Hallo,
meine Frau besitzt eine Kapital LV als Direktversicherung innerhalb der betrieblichen Altervorsorge.
Die Versicherung hat dies als Versorgung errechnet, der RA der Frau sagt dies ist Vermoegen.
wer kann helfen?
danke
Moin,
vielleicht hilft dir >>dieser<< Artikel schon mal weiter.
Eine als betriebliche Altersversorgung begründete Anwartschaft, die auf eine Kapitalleistung gerichtet ist, unterliegt nicht dem Versorgungsausgleich.
Gruss
Agent
Mantra:
NEIN, NICHT nächste Woche. Heute noch oder morgen. Und schreib jetzt nix vom Anwalt (...), sondern heb Deinen Hintern samt Eiern hoch und werde aktiv.
Zitat Brille007, 22. August 2008, 22:44:25
der artikel ist aus 2006, seit letzten september hat sich das glaube ich geaendert
Moin,
oh sorry.
>>Dieser<< sollte aktuell sein.
Gruss
Agent
Mantra:
NEIN, NICHT nächste Woche. Heute noch oder morgen.

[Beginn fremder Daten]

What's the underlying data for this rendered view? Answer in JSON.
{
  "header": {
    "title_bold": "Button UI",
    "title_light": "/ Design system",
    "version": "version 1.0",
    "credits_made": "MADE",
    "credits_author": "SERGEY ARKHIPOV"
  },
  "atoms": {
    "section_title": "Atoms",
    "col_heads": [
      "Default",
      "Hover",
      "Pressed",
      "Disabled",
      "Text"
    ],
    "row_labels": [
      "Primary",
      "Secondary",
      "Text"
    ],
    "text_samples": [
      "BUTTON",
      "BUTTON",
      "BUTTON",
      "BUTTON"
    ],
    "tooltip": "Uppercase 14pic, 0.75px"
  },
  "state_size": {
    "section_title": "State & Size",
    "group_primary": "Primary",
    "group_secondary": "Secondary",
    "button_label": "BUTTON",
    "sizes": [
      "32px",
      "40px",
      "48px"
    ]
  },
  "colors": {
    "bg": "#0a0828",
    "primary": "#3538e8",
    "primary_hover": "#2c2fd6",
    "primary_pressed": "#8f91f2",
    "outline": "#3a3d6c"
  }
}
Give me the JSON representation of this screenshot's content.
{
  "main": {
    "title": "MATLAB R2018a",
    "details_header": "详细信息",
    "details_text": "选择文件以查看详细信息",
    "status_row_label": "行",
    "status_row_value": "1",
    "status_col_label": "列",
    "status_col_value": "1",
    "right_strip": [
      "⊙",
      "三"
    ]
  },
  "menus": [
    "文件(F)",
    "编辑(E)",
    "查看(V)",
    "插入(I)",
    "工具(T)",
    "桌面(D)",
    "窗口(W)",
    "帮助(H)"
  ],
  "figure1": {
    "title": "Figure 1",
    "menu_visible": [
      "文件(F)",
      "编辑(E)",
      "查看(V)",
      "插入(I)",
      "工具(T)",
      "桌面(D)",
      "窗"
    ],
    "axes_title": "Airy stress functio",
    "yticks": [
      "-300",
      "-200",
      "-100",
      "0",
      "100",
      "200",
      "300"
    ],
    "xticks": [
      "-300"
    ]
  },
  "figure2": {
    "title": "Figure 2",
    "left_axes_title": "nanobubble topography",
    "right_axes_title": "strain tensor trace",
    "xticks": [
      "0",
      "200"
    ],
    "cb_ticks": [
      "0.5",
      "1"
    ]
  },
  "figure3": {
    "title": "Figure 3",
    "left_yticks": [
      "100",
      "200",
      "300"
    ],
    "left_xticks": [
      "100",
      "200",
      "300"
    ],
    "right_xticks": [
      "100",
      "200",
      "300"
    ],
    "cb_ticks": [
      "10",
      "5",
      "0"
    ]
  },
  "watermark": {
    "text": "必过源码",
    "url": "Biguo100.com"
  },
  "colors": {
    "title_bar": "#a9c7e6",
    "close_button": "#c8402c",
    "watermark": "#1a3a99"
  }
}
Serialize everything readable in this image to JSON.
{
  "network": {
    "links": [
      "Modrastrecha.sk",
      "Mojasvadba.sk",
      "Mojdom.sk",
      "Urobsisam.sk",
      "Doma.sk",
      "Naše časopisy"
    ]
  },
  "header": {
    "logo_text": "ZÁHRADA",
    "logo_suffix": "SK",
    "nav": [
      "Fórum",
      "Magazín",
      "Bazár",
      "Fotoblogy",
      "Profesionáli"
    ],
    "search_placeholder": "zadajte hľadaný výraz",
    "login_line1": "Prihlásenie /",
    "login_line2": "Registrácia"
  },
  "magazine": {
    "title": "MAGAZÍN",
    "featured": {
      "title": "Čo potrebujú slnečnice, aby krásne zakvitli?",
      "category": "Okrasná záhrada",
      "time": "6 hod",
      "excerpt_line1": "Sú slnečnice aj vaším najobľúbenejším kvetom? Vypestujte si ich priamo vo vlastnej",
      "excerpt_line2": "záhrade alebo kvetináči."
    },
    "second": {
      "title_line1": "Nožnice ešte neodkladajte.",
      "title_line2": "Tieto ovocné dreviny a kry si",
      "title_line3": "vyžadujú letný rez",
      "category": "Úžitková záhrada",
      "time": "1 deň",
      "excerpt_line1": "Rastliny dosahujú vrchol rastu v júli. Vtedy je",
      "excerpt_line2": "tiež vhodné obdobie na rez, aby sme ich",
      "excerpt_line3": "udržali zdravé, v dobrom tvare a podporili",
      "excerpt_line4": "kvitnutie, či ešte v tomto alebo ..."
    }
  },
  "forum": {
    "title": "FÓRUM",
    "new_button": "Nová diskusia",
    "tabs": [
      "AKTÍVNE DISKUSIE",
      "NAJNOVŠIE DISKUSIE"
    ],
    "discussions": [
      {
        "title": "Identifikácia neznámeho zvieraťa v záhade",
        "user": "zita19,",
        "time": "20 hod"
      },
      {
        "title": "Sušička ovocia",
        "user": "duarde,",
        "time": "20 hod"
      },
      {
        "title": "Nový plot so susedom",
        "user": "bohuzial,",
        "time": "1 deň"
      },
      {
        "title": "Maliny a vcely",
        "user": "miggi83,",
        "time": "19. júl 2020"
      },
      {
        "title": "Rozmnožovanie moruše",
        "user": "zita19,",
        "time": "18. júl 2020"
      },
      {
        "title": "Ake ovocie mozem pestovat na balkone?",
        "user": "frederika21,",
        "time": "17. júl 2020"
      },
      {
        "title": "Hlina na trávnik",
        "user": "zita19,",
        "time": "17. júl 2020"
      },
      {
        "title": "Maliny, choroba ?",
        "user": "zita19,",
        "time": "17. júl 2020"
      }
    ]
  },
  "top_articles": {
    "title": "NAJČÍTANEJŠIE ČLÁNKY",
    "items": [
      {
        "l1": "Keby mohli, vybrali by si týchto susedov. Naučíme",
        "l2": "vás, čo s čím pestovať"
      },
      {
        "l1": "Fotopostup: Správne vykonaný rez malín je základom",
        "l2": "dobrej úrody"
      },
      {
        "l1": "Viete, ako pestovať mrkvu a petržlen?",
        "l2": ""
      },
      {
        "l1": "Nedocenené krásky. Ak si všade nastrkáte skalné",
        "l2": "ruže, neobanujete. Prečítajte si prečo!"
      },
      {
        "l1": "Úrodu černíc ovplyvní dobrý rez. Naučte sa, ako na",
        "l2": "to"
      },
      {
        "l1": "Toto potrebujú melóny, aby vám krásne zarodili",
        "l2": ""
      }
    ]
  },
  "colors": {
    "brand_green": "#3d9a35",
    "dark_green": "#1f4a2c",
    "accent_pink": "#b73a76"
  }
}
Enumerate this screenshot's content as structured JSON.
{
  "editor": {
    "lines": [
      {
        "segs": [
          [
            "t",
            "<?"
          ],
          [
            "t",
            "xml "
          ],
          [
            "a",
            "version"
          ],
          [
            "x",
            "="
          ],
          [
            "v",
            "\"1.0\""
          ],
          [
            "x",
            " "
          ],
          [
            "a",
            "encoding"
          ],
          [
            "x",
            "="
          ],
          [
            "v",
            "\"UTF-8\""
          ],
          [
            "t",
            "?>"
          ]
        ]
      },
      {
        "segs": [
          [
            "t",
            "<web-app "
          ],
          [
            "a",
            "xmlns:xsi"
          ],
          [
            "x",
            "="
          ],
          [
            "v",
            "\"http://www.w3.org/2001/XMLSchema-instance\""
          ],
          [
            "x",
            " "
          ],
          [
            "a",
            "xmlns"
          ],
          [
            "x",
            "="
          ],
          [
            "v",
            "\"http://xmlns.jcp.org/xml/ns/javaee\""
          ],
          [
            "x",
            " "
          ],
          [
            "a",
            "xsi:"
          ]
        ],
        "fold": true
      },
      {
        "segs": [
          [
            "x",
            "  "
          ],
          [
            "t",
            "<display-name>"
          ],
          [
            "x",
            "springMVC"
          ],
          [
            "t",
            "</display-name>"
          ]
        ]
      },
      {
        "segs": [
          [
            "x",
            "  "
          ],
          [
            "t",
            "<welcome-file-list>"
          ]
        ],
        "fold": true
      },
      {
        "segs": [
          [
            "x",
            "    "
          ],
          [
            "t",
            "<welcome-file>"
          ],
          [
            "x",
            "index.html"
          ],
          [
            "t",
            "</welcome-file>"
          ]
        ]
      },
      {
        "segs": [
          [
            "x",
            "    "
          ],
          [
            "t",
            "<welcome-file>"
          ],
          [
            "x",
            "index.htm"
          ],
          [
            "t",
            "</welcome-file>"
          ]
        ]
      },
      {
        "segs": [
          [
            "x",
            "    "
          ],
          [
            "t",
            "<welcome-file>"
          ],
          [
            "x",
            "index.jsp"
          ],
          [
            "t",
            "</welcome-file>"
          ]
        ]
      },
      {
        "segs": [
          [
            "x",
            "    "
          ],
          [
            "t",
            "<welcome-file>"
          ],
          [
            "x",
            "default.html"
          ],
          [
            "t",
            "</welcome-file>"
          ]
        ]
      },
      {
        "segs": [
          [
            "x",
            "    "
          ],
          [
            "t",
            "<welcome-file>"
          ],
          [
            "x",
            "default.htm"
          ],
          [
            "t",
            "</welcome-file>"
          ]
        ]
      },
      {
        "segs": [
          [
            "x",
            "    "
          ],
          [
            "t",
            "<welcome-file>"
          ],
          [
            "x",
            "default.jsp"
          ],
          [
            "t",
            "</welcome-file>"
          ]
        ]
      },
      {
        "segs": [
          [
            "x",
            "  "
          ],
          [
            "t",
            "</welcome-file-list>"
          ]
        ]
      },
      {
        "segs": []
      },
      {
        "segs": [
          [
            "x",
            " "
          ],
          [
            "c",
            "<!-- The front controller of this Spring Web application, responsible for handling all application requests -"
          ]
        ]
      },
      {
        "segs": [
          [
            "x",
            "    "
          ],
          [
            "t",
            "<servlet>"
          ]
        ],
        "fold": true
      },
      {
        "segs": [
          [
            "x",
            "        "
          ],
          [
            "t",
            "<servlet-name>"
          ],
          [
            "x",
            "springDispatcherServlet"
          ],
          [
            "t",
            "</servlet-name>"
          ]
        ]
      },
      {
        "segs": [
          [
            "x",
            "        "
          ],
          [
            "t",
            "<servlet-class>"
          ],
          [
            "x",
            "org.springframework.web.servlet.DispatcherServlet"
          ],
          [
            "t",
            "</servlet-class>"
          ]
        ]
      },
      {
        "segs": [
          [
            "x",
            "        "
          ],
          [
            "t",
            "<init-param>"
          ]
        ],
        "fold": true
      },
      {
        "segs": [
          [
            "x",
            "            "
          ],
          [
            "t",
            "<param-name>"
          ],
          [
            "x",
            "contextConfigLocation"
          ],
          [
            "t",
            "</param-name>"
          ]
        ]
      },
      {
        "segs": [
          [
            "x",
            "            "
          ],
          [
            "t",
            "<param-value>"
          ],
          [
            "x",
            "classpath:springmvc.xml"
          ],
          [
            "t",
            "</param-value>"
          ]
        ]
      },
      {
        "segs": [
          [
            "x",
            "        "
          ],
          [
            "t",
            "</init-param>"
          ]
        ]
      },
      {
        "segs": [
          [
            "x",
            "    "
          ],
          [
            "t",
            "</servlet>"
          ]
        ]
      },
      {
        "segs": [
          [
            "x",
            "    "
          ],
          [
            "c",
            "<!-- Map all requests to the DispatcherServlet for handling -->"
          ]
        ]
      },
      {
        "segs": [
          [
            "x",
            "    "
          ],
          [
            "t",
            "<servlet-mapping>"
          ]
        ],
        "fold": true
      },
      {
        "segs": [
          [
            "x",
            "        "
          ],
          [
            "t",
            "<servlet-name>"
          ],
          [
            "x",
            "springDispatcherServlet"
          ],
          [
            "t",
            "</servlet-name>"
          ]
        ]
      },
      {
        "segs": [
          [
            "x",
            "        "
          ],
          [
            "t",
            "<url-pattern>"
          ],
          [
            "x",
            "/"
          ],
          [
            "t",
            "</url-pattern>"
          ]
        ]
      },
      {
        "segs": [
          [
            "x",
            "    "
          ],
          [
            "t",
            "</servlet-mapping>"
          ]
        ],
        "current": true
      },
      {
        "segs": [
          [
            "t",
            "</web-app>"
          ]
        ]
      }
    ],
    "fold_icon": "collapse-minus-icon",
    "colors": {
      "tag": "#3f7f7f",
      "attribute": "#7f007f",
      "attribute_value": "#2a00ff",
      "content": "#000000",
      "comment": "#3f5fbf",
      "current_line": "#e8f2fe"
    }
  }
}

Und schreib jetzt nix vom Anwalt (...), sondern heb Deinen Hintern samt Eiern hoch und werde aktiv.
Zitat Brille007, 22. August 2008, 22:44:25
Die in der Ehezeit erworbenen Ansprüche aus der Direktversicherung können durch eine anteilige Teilung des Versicherungsvertrags übertragen werden.
das hoert sich aber stark nach versorgungsausgleich an, oder?
danke auf jeden fall, agent zero
Hallo,
es gitb etwas Neues, das Gericht hat mich angeschrieben und mitgeteilt, dass meine privaten RVs und die privaten RVs bzw. die betriebliche Rente meiner Ex in etwa die gleiche
Hoehe haben, daher schlaegt man vor auf einen Versorgungsausgleich hier zu verzichten.
was die gesetzliche Rente betrifft, so habe ich etwas weniger als einen Rentenpunkt mehr waehrend der Ehe gesammelt.
kann mir jemand sagen, ob dieser Rentenpunkt dann zu Rentenbeginn geteilt wird oder ob ich das sofort im Vorraus ausbezahlen muss?
danke
moin, lollipop.
1. die bei einem versorgungsausgleich als 'auszugleichen' errechneten punkte werden üblicherweise direkt nach rechtskraft von der DRV Bund von dem einen auf das andere rentenkonto übertragen, so dass der ausgleichspflichtige spätestens bei der nächsten kontenstandsinformation die tatsächlich noch vorhandene punktezahl sieht.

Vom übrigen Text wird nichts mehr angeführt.